Vers 1900, la province du Luxembourg comptait encore 420 moulins hydrauliques en activité. Aujourd’hui, le Moulin de Hollange est l’un des derniers en Belgique. Et il fait ce que savent le mieux faire les moulins, moudre la farine. C’est au XVe siècle, comme l’attestent des documents de la Cour des Comptes, qu’un premier moulin démarra ses activités à Hollange alimenté par le cours de la Strange, un affluent de la Sûre.

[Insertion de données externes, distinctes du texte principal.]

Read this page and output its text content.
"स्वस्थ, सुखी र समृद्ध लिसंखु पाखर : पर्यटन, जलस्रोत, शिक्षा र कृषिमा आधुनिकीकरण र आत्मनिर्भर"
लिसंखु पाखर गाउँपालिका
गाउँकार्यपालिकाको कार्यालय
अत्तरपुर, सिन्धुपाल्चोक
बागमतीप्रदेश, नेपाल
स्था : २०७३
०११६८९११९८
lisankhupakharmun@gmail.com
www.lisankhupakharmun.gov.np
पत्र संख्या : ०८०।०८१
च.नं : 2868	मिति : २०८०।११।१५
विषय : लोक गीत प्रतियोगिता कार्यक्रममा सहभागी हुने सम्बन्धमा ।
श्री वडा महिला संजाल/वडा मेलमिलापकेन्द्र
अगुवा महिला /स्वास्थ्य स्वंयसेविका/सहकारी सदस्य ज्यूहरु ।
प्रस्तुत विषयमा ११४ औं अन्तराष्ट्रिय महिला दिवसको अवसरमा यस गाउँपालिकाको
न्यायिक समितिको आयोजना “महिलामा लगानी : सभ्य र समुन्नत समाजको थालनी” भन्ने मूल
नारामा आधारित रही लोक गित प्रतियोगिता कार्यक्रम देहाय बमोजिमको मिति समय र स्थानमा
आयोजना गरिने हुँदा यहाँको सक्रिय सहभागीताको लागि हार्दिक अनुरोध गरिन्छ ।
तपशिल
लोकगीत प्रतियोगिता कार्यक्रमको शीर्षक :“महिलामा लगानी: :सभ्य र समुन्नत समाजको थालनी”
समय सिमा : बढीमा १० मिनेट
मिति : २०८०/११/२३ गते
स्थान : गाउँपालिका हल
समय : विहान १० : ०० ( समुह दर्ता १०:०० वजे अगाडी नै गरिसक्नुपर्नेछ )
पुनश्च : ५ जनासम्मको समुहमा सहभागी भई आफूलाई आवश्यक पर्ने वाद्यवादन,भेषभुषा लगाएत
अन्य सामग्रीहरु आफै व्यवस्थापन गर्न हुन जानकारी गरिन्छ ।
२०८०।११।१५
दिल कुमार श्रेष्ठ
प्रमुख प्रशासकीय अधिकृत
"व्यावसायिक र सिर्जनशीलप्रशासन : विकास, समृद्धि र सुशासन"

Son histoire moderne commence en 1860 avec sa relocalisation à l’emplacement qu’il occupe toujours aujourd’hui et se complète en 1947 par la mise en place d’une minoterie artisanale et par la production de farines de fine mouture. Depuis lors, la roue, les engrenages et les meules de silex du vieux moulin et de la minoterie ont continué à tourner inlassablement pour produire une farine de fine mouture à partir de blé d’épeautre cultivé en Wallonie.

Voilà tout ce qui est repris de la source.